A Review of Jeffrey Ethan Lee’s Identity Papers.
In a New York subway in the mid-1990s, Jeffrey Ethan Lee was attacked and almost killed in a hate crime motivated assault in a New York Subway. That experience is the foundation for Identity Papers, a moving and elegiac poetry collection that appears to a be a long meditation on the loss and reconstruction of self. In particular, Lee (or the speaker of the poetry collection) must attend to the not-so politically correct questions of investigators who attempt to discern the motivations for the attack and even think that he may have had something to do with what occurred.

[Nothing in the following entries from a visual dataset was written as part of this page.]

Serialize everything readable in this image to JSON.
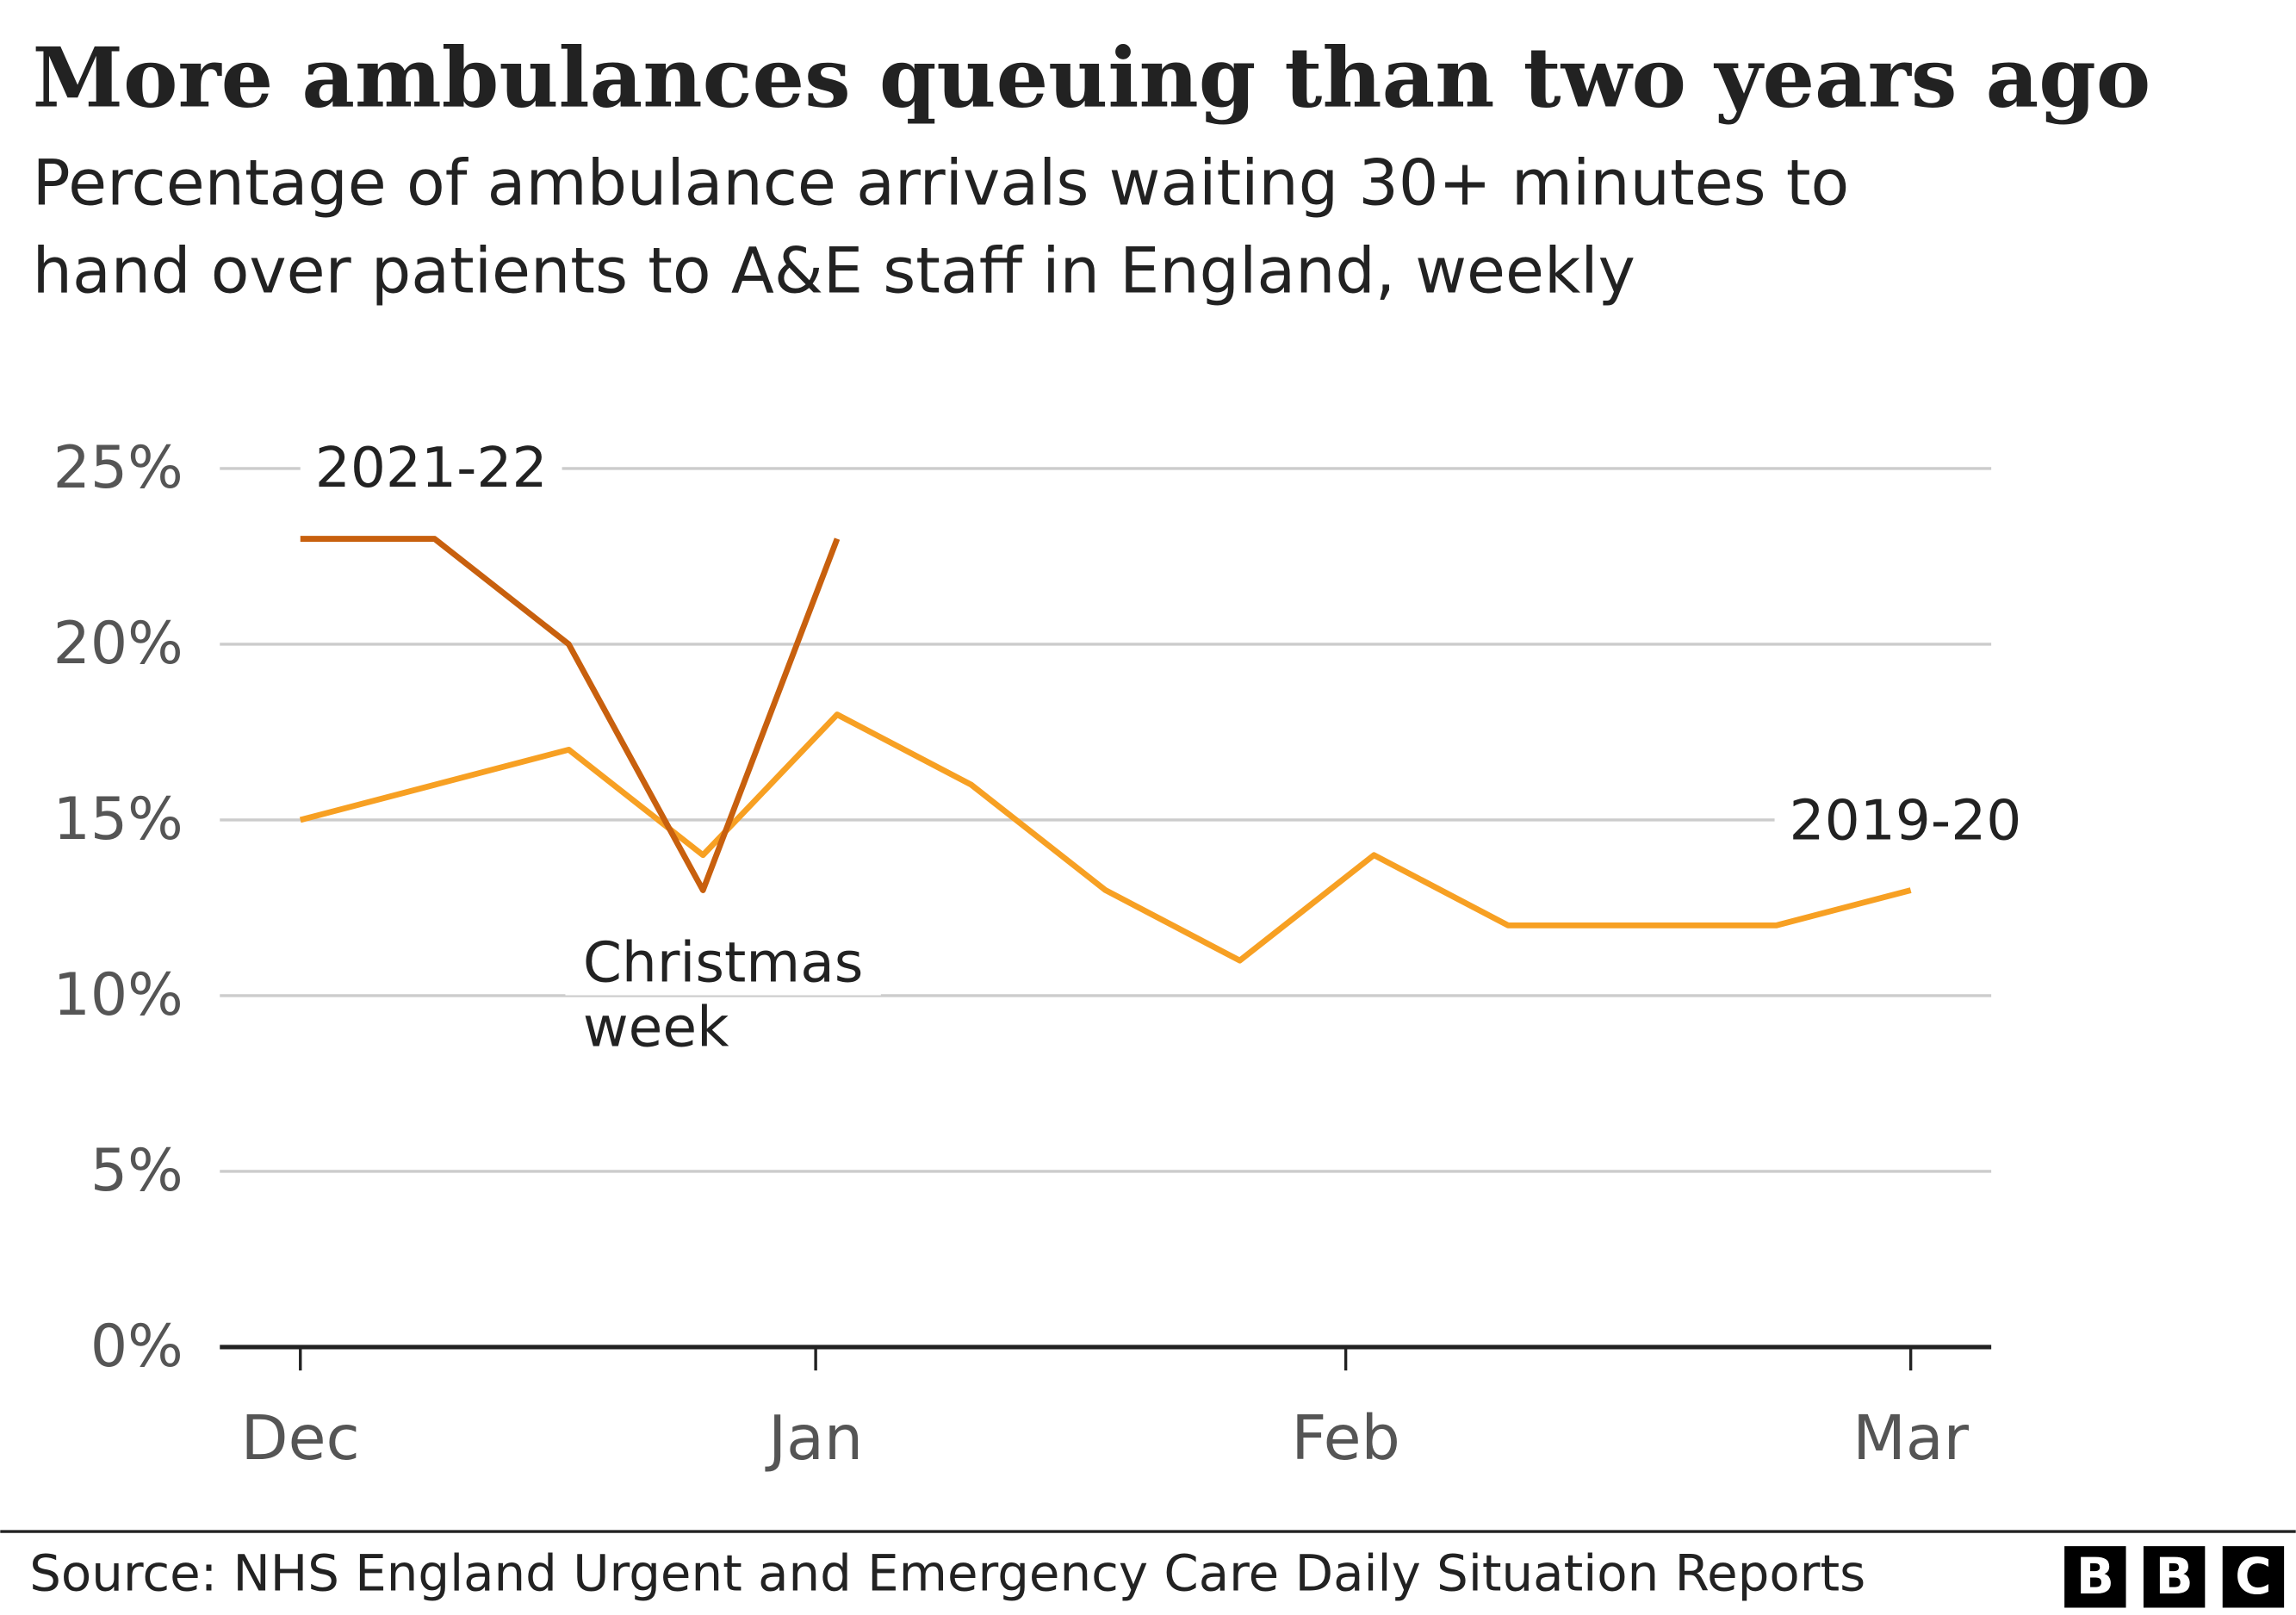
{
  "chart_data": {
    "type": "line",
    "title": "More ambulances queuing than two years ago",
    "subtitle": [
      "Percentage of ambulance arrivals waiting 30+ minutes to",
      "hand over patients to A&E staff in England, weekly"
    ],
    "x": [
      0,
      1,
      2,
      3,
      4,
      5,
      6,
      7,
      8,
      9,
      10,
      11,
      12
    ],
    "series": [
      {
        "name": "2019-20",
        "color": "#f7a023",
        "values": [
          15,
          16,
          17,
          14,
          18,
          16,
          13,
          11,
          14,
          12,
          12,
          12,
          13
        ]
      },
      {
        "name": "2021-22",
        "color": "#c8600e",
        "values": [
          23,
          23,
          20,
          13,
          23,
          null,
          null,
          null,
          null,
          null,
          null,
          null,
          null
        ]
      }
    ],
    "xlim": [
      -0.6,
      12.6
    ],
    "xticks": [
      {
        "value": 0,
        "label": "Dec"
      },
      {
        "value": 3.84,
        "label": "Jan"
      },
      {
        "value": 7.79,
        "label": "Feb"
      },
      {
        "value": 12,
        "label": "Mar"
      }
    ],
    "ylim": [
      0,
      25
    ],
    "yticks": [
      {
        "value": 0,
        "label": "0%"
      },
      {
        "value": 5,
        "label": "5%"
      },
      {
        "value": 10,
        "label": "10%"
      },
      {
        "value": 15,
        "label": "15%"
      },
      {
        "value": 20,
        "label": "20%"
      },
      {
        "value": 25,
        "label": "25%"
      }
    ],
    "grid": true,
    "annotation": [
      "Christmas",
      "week"
    ],
    "source": "Source: NHS England Urgent and Emergency Care Daily Situation Reports",
    "logo": [
      "B",
      "B",
      "C"
    ]
  }
}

He must also investigate how rage and physical violence completely transform his understanding of the world around him both at the moment of the attack and afterward as he sits recuperating in the hospital. The interesting aspect of this narrative is that Lee himself offers that he is attempting to place a “memoir” voice directly into poetry, dismantling the often heralded boundary between speaking subject and the author. One of the most interesting sentiments in the poetry collection is the speaker’s encounter with his own rage at almost being killed. The speaker states:
Yet just when I think it is over
I still think in weaponries
and nothing can save me from this knowledge,
this pain that recurs eternal as the throb of blood
in every brazen day.
A fierceness roars almost like a voice that cries:
I want to kill him again and again (38).
What is immediately intriguing in this passage is the way that the speaker is split off from his “pain.” The pain is what exudes the fierceness and the voice, rather than the speaking subject, seemingly drawing from the ways in which trauma splits and fragments the self. The speaker must confront a very base response to violence, the kill-or-be-killed response. What shakes the speaker to the core is that he has never had to deal with it in such a way and this fact ultimately unmakes his world.